In the same vein, an organizer of a coed race can attract women or drive them away, through explicit or implicit statements. Here are some examples:

-When the male overall winner and the male masters overall winner of a race get cool glass sculptures, but the female overall winner gets a medal? That's a way of saying "you don't count".

-When women hear comments like "You won the prime? Okay, take the training tires. Don't take the racing tires-- those are for the men's race," We hear "You are worth less than men."

Those remarks leave us steamed. It doesn't take too many comments like that for women to decide (if they are experienced racers) that their entry fees are better spent elsewhere, or (if they are new) that triathlon or disease rides are better ways to spend their time.

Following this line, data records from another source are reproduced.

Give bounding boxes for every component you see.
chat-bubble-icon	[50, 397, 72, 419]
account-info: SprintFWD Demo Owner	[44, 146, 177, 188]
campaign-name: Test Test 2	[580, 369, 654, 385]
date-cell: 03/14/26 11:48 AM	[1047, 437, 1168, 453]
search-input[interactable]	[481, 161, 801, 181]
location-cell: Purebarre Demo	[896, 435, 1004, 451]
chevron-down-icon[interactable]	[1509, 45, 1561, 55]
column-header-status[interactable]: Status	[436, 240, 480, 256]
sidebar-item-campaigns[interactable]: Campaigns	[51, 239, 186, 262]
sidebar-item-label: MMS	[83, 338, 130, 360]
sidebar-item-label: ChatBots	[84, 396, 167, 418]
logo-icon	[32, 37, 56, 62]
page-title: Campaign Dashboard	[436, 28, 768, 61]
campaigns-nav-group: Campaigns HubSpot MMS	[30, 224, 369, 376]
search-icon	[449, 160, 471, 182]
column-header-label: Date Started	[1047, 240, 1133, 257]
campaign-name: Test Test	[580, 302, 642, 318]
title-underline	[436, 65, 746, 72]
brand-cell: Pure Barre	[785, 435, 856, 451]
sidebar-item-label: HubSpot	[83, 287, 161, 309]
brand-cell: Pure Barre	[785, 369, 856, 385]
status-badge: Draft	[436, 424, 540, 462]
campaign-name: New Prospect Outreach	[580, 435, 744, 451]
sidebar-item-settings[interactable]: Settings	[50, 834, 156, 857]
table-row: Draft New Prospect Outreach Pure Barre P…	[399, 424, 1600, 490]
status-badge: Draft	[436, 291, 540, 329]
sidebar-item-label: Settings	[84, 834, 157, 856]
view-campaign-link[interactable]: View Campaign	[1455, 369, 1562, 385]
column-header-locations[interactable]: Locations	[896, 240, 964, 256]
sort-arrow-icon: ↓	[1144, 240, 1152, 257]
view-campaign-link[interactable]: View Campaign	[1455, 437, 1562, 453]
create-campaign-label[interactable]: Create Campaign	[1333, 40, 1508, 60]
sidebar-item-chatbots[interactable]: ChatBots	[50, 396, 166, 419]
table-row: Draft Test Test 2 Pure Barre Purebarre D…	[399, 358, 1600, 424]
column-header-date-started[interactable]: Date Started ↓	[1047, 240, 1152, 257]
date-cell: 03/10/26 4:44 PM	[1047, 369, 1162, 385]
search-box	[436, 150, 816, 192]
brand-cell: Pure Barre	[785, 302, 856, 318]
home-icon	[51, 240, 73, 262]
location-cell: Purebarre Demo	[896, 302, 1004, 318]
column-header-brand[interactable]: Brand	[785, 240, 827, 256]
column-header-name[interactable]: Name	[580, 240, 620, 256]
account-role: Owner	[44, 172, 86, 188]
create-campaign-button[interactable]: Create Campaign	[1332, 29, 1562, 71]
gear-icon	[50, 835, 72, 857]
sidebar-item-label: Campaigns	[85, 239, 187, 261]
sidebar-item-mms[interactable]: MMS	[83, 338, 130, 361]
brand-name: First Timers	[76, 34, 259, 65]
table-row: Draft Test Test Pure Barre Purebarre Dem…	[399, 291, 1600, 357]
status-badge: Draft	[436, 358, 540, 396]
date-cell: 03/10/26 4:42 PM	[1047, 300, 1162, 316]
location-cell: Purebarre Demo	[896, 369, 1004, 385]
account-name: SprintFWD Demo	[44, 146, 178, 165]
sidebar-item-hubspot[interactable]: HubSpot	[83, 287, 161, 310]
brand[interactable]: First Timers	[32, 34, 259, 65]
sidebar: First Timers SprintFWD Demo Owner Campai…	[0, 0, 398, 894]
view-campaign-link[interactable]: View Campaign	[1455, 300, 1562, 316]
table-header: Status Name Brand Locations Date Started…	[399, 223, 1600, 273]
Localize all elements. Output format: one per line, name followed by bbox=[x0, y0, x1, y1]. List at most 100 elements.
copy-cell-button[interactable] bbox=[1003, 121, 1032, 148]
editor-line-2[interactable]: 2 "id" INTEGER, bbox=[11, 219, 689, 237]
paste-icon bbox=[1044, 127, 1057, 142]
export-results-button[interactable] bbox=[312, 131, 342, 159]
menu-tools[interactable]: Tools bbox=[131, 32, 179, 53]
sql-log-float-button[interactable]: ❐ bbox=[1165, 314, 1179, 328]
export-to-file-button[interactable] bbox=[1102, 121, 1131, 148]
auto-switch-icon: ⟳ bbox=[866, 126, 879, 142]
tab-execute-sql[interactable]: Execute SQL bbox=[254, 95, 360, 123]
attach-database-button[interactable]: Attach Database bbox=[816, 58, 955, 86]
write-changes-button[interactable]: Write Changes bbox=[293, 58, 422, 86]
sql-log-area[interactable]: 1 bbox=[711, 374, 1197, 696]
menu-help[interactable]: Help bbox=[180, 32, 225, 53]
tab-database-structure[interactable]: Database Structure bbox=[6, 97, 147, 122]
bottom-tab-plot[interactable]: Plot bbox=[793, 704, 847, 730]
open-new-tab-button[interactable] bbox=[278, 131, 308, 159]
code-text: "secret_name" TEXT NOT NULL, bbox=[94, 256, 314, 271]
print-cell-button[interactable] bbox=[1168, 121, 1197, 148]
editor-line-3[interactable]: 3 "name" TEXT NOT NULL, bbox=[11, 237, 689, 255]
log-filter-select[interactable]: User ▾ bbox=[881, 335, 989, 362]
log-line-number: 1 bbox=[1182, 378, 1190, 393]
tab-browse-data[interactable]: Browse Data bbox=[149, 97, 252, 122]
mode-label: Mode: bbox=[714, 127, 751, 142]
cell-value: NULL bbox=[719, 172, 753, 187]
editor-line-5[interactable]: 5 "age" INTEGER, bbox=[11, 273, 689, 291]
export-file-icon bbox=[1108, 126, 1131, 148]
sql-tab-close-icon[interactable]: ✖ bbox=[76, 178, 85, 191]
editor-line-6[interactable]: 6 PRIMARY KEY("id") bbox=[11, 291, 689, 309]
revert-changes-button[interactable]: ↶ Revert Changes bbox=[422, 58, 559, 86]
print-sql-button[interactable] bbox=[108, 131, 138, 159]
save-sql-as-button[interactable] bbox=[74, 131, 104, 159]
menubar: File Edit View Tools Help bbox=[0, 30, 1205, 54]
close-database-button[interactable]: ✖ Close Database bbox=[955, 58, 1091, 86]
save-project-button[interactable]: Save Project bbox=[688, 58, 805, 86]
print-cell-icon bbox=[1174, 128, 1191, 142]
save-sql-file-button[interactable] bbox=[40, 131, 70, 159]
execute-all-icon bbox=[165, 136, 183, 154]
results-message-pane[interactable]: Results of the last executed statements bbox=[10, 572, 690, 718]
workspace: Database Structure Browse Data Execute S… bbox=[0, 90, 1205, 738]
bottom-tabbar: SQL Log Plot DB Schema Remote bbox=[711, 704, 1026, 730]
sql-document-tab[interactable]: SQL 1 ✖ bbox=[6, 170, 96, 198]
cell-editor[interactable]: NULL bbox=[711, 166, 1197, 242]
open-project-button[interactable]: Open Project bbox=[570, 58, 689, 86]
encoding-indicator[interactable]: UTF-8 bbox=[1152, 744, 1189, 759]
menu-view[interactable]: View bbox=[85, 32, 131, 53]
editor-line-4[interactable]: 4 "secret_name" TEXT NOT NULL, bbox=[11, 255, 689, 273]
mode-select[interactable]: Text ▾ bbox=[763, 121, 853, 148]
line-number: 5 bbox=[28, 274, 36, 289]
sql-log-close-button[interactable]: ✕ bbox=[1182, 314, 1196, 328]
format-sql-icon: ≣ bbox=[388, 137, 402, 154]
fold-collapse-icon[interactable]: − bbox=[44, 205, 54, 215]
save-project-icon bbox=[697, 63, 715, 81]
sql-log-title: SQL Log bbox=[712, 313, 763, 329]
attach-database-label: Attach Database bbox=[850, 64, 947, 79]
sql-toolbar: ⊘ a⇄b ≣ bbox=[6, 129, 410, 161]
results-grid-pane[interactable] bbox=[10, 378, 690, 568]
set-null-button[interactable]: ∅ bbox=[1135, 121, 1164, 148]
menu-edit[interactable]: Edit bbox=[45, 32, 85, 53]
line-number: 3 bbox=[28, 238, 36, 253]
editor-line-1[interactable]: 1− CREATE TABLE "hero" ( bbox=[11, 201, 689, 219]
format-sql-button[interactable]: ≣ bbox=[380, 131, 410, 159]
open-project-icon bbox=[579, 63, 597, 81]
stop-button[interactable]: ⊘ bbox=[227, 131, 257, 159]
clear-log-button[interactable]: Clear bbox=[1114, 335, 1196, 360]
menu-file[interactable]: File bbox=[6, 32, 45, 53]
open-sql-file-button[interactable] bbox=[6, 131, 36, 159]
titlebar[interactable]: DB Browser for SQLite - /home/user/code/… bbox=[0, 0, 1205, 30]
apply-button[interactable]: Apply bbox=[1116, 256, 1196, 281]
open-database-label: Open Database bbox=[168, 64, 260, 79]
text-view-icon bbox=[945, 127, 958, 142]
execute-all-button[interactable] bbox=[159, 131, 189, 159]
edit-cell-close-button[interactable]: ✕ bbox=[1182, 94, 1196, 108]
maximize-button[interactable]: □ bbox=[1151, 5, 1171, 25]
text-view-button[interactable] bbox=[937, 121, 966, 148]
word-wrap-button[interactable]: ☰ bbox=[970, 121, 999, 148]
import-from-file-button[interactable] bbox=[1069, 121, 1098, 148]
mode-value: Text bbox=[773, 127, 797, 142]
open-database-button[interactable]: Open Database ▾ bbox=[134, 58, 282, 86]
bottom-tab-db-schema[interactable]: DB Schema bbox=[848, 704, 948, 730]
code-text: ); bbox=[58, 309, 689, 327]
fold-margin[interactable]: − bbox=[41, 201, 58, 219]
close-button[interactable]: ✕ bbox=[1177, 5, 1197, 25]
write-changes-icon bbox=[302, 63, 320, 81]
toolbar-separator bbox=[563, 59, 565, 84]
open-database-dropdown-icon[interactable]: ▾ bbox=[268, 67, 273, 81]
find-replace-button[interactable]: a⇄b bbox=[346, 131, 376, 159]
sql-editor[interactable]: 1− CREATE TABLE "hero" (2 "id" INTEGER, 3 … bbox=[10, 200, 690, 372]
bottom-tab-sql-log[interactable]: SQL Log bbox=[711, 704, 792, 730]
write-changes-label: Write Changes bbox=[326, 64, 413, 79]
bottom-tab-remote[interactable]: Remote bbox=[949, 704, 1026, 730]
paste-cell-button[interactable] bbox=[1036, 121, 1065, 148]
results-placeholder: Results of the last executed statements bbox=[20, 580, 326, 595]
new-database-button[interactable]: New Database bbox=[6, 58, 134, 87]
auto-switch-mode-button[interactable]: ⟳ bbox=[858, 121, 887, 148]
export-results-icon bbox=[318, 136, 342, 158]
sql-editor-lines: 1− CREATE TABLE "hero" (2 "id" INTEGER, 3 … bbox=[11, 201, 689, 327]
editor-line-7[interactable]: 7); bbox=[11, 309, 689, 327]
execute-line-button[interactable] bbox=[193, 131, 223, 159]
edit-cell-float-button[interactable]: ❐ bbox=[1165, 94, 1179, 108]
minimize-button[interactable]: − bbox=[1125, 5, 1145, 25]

I'm asking for equality. I understand, though, that promoters can't necessarily afford to offer a big prize pool hoping that women will show up. (I wish that strategy worked consistently, but promoters tell me it doesn't; sometimes they offer a big prize pool but very few women show up to race for it.) So, I wonder what payout scheme I can suggest that will be equal, but will also be economically feasible for race promoters?

Questions to ponder:

- What drives women to a race? (What makes some races well attended and not others? Time of year, weather on the day, presence or absence of nearby races, difficulty of course, presence or absence of teammates, 'intimidation factor' of other likely racers (the Tina Pic factor), payout, reputation of promoter, whether race is included in race series?)

- How do women get into racing to begin with? Women who MTB, ride the disease rides, or race triathlon are all likely candidates who already have bikes and ride them regularly. How can we attract these women to bike racing?